Senate Majority Leader Charles Schumer (D-N.Y.) offered fiery criticism of Republicans on Tuesday for efforts around the country to tighten voter laws amid unproven claims made by former President Trump that the 2020 election was stolen.
Schumer, speaking at a Senate Rules Committee meeting on a sweeping elections overhaul bill, accused Republicans of trying to act upon the “big lie that the election was stolen” to “placate” and “please” Trump.
“Unfortunately, the big lie is spreading like a cancer among Republicans. It’s enveloping and consuming the Republican Party, in both houses of Congress,” Schumer said.
Schumer pointed to the likely ousting of Rep. Liz Cheney (R-Wyo.) as House Republican Conference chair. Frustration with Cheney has boiled over among House Republicans after she’s pushed back against Trump’s false claim that the election was stolen.
“Liz Cheney spoke truth to power, and for that, she’s being fired,” Schumer said.
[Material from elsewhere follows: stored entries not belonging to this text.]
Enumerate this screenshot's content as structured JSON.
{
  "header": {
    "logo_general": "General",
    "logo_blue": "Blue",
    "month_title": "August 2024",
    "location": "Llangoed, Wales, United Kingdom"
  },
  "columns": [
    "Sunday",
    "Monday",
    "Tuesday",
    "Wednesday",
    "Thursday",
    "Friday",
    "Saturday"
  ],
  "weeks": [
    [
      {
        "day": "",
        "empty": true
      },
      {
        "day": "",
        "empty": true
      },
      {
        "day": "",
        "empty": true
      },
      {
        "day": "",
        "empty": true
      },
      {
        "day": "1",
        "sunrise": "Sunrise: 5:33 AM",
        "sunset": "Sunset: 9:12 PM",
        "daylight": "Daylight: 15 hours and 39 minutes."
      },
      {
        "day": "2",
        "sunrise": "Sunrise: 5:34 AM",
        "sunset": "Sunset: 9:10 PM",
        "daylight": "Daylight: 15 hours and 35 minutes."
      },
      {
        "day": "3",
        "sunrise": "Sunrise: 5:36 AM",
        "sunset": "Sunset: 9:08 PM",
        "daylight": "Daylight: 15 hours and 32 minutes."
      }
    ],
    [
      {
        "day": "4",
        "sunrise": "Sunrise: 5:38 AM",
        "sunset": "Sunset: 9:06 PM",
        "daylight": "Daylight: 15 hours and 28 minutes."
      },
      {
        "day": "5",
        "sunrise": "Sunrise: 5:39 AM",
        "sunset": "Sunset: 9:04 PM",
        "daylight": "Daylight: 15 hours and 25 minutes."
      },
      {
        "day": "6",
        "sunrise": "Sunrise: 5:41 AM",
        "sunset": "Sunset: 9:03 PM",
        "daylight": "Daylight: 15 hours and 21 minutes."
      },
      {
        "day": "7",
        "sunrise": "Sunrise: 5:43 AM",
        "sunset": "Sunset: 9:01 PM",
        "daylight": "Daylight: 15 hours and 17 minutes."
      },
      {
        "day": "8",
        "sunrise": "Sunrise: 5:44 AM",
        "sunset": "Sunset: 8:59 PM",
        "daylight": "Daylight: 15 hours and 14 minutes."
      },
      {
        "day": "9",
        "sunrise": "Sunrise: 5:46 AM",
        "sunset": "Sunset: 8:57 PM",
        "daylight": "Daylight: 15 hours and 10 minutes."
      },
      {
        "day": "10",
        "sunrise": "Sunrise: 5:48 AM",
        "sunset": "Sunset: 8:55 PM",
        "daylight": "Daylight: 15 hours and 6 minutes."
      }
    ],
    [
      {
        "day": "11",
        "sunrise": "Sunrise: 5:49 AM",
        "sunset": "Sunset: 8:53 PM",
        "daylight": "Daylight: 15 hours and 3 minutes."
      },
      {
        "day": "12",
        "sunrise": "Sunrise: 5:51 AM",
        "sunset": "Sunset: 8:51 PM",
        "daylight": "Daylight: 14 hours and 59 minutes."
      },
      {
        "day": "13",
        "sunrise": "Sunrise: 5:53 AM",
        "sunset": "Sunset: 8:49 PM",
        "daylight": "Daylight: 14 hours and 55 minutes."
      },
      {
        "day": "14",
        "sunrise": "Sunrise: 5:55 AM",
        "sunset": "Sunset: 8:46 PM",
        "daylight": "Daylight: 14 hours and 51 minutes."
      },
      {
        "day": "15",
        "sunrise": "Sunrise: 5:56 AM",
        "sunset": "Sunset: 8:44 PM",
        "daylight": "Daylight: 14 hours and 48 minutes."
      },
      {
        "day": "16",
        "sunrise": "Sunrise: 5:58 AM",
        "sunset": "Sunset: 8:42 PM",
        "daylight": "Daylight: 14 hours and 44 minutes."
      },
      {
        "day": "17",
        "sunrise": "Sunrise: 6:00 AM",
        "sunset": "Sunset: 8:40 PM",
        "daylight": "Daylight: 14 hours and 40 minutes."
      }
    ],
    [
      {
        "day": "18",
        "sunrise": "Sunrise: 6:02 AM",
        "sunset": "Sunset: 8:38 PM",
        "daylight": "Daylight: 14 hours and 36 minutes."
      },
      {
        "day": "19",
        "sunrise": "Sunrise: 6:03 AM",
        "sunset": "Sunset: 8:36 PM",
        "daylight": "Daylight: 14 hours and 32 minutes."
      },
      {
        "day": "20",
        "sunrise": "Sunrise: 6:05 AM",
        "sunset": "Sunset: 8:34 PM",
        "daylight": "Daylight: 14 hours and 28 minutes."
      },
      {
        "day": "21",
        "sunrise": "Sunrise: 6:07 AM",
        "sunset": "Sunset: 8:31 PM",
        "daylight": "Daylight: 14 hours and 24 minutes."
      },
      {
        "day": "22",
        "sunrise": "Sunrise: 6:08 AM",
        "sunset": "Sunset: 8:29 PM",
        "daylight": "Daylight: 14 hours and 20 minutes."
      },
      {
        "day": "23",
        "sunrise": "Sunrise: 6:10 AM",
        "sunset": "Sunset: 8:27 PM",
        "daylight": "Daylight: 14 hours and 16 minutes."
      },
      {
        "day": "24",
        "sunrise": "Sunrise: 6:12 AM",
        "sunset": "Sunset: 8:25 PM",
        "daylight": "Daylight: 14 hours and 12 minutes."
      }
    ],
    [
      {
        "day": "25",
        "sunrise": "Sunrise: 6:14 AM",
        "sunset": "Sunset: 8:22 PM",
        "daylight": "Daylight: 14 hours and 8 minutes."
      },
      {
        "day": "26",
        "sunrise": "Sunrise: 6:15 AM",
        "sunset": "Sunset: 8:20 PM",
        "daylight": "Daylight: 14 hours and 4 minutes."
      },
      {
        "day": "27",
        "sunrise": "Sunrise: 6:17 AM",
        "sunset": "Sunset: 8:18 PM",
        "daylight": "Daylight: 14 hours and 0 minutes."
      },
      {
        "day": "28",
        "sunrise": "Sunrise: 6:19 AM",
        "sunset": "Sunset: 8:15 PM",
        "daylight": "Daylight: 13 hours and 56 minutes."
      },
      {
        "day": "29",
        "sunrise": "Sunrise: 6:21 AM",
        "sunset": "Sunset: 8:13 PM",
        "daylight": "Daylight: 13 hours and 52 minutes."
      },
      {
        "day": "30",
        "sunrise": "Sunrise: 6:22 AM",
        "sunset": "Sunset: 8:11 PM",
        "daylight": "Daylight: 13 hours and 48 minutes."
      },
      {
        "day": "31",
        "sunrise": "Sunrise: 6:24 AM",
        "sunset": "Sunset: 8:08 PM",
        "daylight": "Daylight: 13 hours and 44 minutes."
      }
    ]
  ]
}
Schumer also criticized Republicans for not pushing back against state laws that add restrictions on the ability to vote.
“Every Republican in this room knows Joe Biden won the election fair and square. Every Republican knows that Donald Trump perpetrated the big lie. But the price of admission in today’s Republican Party is silence in the face of provable lies,” Schumer said.
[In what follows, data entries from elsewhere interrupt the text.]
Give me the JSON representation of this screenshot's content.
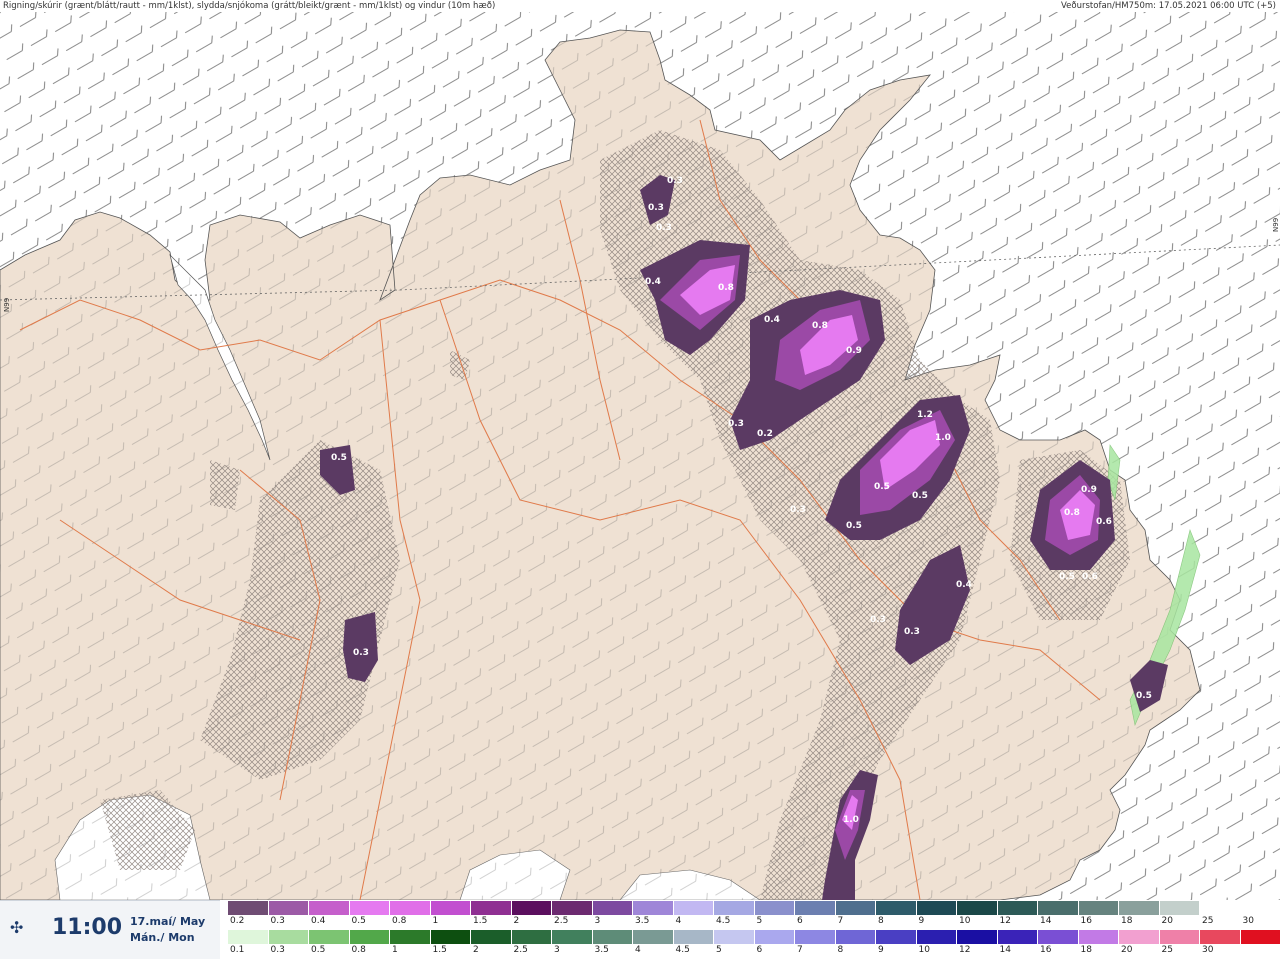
{
  "header": {
    "title": "Rigning/skúrir (grænt/blátt/rautt - mm/1klst), slydda/snjókoma (grátt/bleikt/grænt - mm/1klst) og vindur (10m hæð)",
    "source": "Veðurstofan/HM750m: 17.05.2021 06:00 UTC (+5)"
  },
  "map": {
    "parallel_label": "N99",
    "colors": {
      "land": "#efe1d3",
      "sea": "#ffffff",
      "roads": "#e07a4a",
      "precip_dark": "#5b3a63",
      "precip_mid": "#9b49a6",
      "precip_light": "#e57af0",
      "rain_green": "#a8e6a0"
    },
    "precip_labels": [
      {
        "text": "0.3"
      },
      {
        "text": "0.3"
      },
      {
        "text": "0.3"
      },
      {
        "text": "0.4"
      },
      {
        "text": "0.8"
      },
      {
        "text": "0.4"
      },
      {
        "text": "0.8"
      },
      {
        "text": "0.9"
      },
      {
        "text": "0.3"
      },
      {
        "text": "0.2"
      },
      {
        "text": "1.2"
      },
      {
        "text": "1.0"
      },
      {
        "text": "0.5"
      },
      {
        "text": "0.5"
      },
      {
        "text": "0.3"
      },
      {
        "text": "0.5"
      },
      {
        "text": "0.4"
      },
      {
        "text": "0.3"
      },
      {
        "text": "0.3"
      },
      {
        "text": "0.5"
      },
      {
        "text": "0.3"
      },
      {
        "text": "0.9"
      },
      {
        "text": "0.8"
      },
      {
        "text": "0.6"
      },
      {
        "text": "0.5"
      },
      {
        "text": "0.6"
      },
      {
        "text": "0.5"
      },
      {
        "text": "1.0"
      }
    ]
  },
  "footer": {
    "logo_icon": "vedur-logo-icon",
    "time": "11:00",
    "date_line1": "17.maí/ May",
    "date_line2": "Mán./ Mon"
  },
  "legend": {
    "snow_colors": [
      "#6f4c73",
      "#9c5aa6",
      "#c55fcb",
      "#e57af0",
      "#e06fe8",
      "#c24fd0",
      "#8f2f92",
      "#5b0f5e",
      "#6c2a70",
      "#7d4aa0",
      "#9f86d8",
      "#c2b8f2",
      "#a5a8e3",
      "#8a90cc",
      "#6c7fb0",
      "#4f6f8e",
      "#2e5b6a",
      "#1e4a55",
      "#1b4848",
      "#2d5a57",
      "#4a6e6c",
      "#66837f",
      "#8aa09c",
      "#c3cfcb",
      "#ffffff"
    ],
    "snow_labels": [
      "0.2",
      "0.3",
      "0.4",
      "0.5",
      "0.8",
      "1",
      "1.5",
      "2",
      "2.5",
      "3",
      "3.5",
      "4",
      "4.5",
      "5",
      "6",
      "7",
      "8",
      "9",
      "10",
      "12",
      "14",
      "16",
      "18",
      "20",
      "25",
      "30"
    ],
    "rain_colors": [
      "#dff6db",
      "#a8dc9f",
      "#7cc472",
      "#52a84a",
      "#2c7a2a",
      "#0d4f10",
      "#1b5e2a",
      "#2e6e41",
      "#41805d",
      "#5e8c78",
      "#7a9a94",
      "#a7b7c7",
      "#c5c7f0",
      "#aaa8ee",
      "#8d87e3",
      "#6f66d6",
      "#4a3fc3",
      "#2b1fb0",
      "#1a0fa3",
      "#3a23b8",
      "#7a4fd4",
      "#c27ae6",
      "#f2a0d0",
      "#ef80a8",
      "#e8485e",
      "#e01020"
    ],
    "rain_labels": [
      "0.1",
      "0.3",
      "0.5",
      "0.8",
      "1",
      "1.5",
      "2",
      "2.5",
      "3",
      "3.5",
      "4",
      "4.5",
      "5",
      "6",
      "7",
      "8",
      "9",
      "10",
      "12",
      "14",
      "16",
      "18",
      "20",
      "25",
      "30"
    ]
  }
}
The Senate Rules Committee is set to vote on a sweeping bill to overhaul elections that has divided Congress along party lines.
The Senate standoff comes as numerous state legislatures across the country have introduced legislation to place restrictions on voting in the wake of the 2020 election, which Trump and his allies have falsely claimed was stolen. Dozens of challenges from Trump’s legal team were dismissed by the courts, however, and election experts have said there is no evidence of widespread fraud.
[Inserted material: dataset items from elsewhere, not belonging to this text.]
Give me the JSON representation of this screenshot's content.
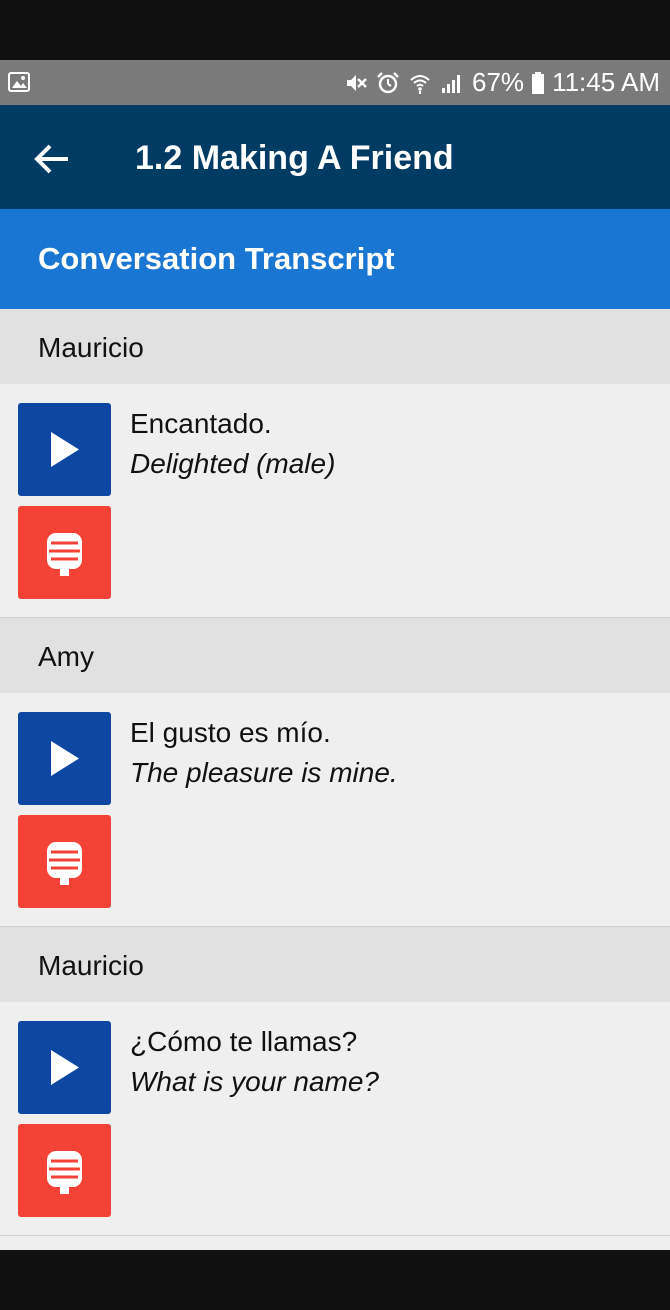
{
  "status_bar": {
    "battery": "67%",
    "time": "11:45 AM",
    "icons": [
      "gallery-icon",
      "mute-icon",
      "alarm-icon",
      "wifi-icon",
      "signal-icon",
      "battery-icon"
    ]
  },
  "app_bar": {
    "title": "1.2 Making A Friend",
    "back_icon": "arrow-back-icon"
  },
  "section": {
    "title": "Conversation Transcript"
  },
  "colors": {
    "app_bar": "#003b63",
    "section_header": "#1976d2",
    "play_button": "#0d47a1",
    "record_button": "#f44336"
  },
  "transcript": [
    {
      "speaker": "Mauricio",
      "phrase": "Encantado.",
      "translation": "Delighted (male)"
    },
    {
      "speaker": "Amy",
      "phrase": "El gusto es mío.",
      "translation": "The pleasure is mine."
    },
    {
      "speaker": "Mauricio",
      "phrase": "¿Cómo te llamas?",
      "translation": "What is your name?"
    }
  ]
}
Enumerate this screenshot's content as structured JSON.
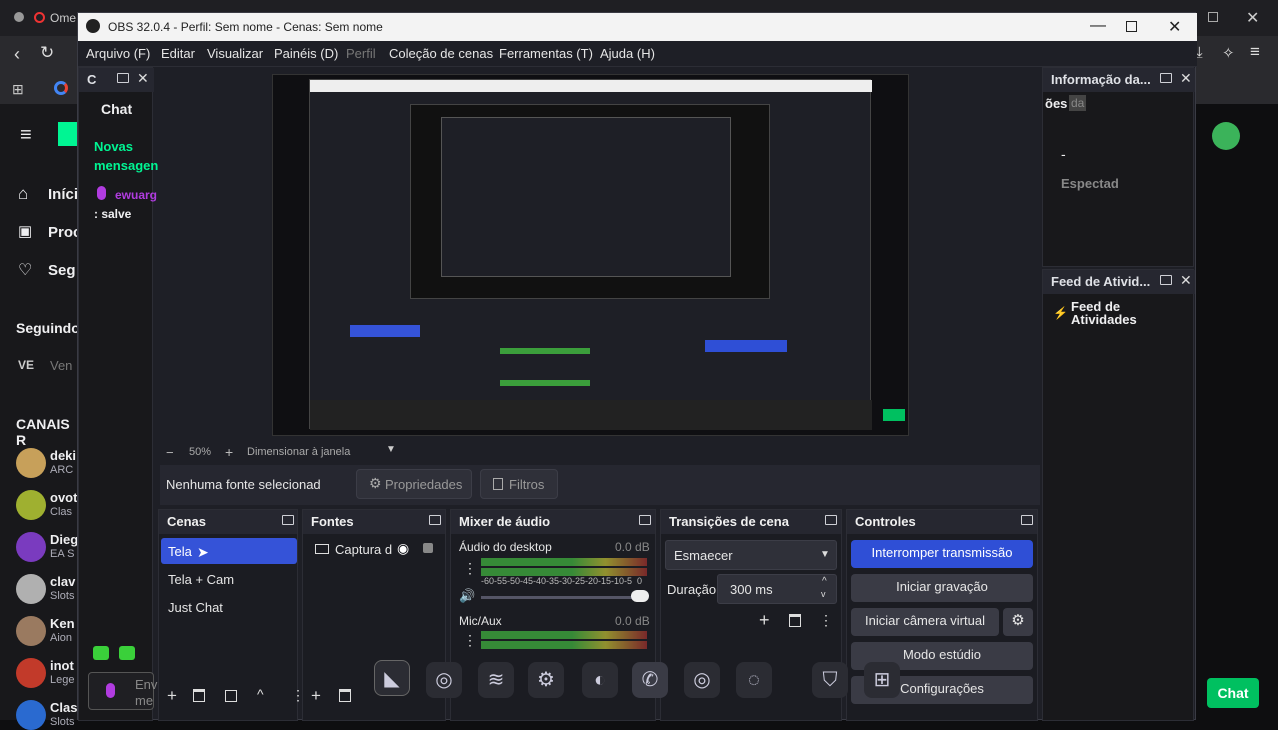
{
  "browser": {
    "tab_title": "Ome",
    "sidebar_items": [
      "Iníci",
      "Proc",
      "Seg"
    ],
    "seguindo_label": "Seguindo",
    "canais_label": "CANAIS R",
    "channels": [
      {
        "name": "deki",
        "sub": "ARC",
        "color": "#c7a05a"
      },
      {
        "name": "ovot",
        "sub": "Clas",
        "color": "#9fb030"
      },
      {
        "name": "Dieg",
        "sub": "EA S",
        "color": "#7a3bbf"
      },
      {
        "name": "clav",
        "sub": "Slots",
        "color": "#b0b0b0"
      },
      {
        "name": "Ken",
        "sub": "Aion",
        "color": "#9a7a60"
      },
      {
        "name": "inot",
        "sub": "Lege",
        "color": "#c23a2a"
      },
      {
        "name": "Clas",
        "sub": "Slots",
        "color": "#2a6ad0"
      }
    ],
    "ve_label": "Ven",
    "chat_button": "Chat"
  },
  "obs": {
    "window_title": "OBS 32.0.4 - Perfil: Sem nome - Cenas: Sem nome",
    "menu": [
      "Arquivo (F)",
      "Editar",
      "Visualizar",
      "Painéis (D)",
      "Perfil",
      "Coleção de cenas",
      "Ferramentas (T)",
      "Ajuda (H)"
    ],
    "chat_dock": {
      "title": "C",
      "heading": "Chat",
      "new_messages_1": "Novas",
      "new_messages_2": "mensagen",
      "user": "ewuarg",
      "message": ": salve",
      "input_placeholder_1": "Env",
      "input_placeholder_2": "me"
    },
    "preview_bar": {
      "minus": "−",
      "zoom": "50%",
      "plus": "+",
      "mode": "Dimensionar à janela"
    },
    "source_bar": {
      "no_source": "Nenhuma fonte selecionad",
      "properties": "Propriedades",
      "filters": "Filtros"
    },
    "scenes": {
      "title": "Cenas",
      "items": [
        "Tela",
        "Tela + Cam",
        "Just Chat"
      ]
    },
    "sources": {
      "title": "Fontes",
      "items": [
        "Captura d"
      ]
    },
    "mixer": {
      "title": "Mixer de áudio",
      "channels": [
        {
          "name": "Áudio do desktop",
          "db": "0.0 dB",
          "level": 0.92
        },
        {
          "name": "Mic/Aux",
          "db": "0.0 dB",
          "level": 0.92
        }
      ],
      "ticks": [
        "-60",
        "-55",
        "-50",
        "-45",
        "-40",
        "-35",
        "-30",
        "-25",
        "-20",
        "-15",
        "-10",
        "-5",
        "0"
      ]
    },
    "transitions": {
      "title": "Transições de cena",
      "selected": "Esmaecer",
      "duration_label": "Duração",
      "duration_value": "300 ms"
    },
    "controls": {
      "title": "Controles",
      "buttons": [
        "Interromper transmissão",
        "Iniciar gravação",
        "Iniciar câmera virtual",
        "Modo estúdio",
        "Configurações"
      ]
    },
    "info_dock": {
      "title": "Informação da...",
      "line1": "ões",
      "line1_tag": "da",
      "dash": "-",
      "spectators": "Espectad"
    },
    "activity_dock": {
      "title": "Feed de Ativid...",
      "heading_1": "Feed de",
      "heading_2": "Atividades"
    }
  },
  "taskbar": {
    "icons": [
      "vs-icon",
      "discord-icon",
      "spotify-icon",
      "steam-icon",
      "app-icon",
      "whatsapp-icon",
      "discord-icon-2",
      "obs-icon",
      "brave-icon",
      "grid-icon"
    ]
  },
  "colors": {
    "accent_blue": "#2f4fd6",
    "selected_scene": "#3553d8",
    "twitch_green": "#00f593",
    "obs_bg": "#1e1f26"
  }
}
The Brennan Center for Justice found that as of March 24, legislatures have introduced 361 bills with “restrictive provisions” in 47 states.
“In democracy, when you lose an election, you try to persuade more voters to vote for you. You don’t try to ban the other side from voting. That’s what [Viktor] Orban does, that’s what [Recep Tayyip] Erdoğan does, that’s what dictators do,” Schumer said on Tuesday, referring to the leaders of Hungary and Turkey.
He added that the state laws “carry the stench of impression, the smell of bigotry.”
But Senate Minority Leader Mitch McConnell (R-Ky.), speaking at the Rules Committee hearing, argued that the Democratic bill was “cooked up” after the 2016 election, when Trump defeated then-Democratic presidential nominee Hillary Clinton.
“The truth is quite simple: Our Democracy is not in crisis and we aren’t going to let one party take over our democracy under the false pretense of saving it,” McConnell said.
“None of the shifting made up rationales for this sweeping set of changes hold any water at all,” McConnell added.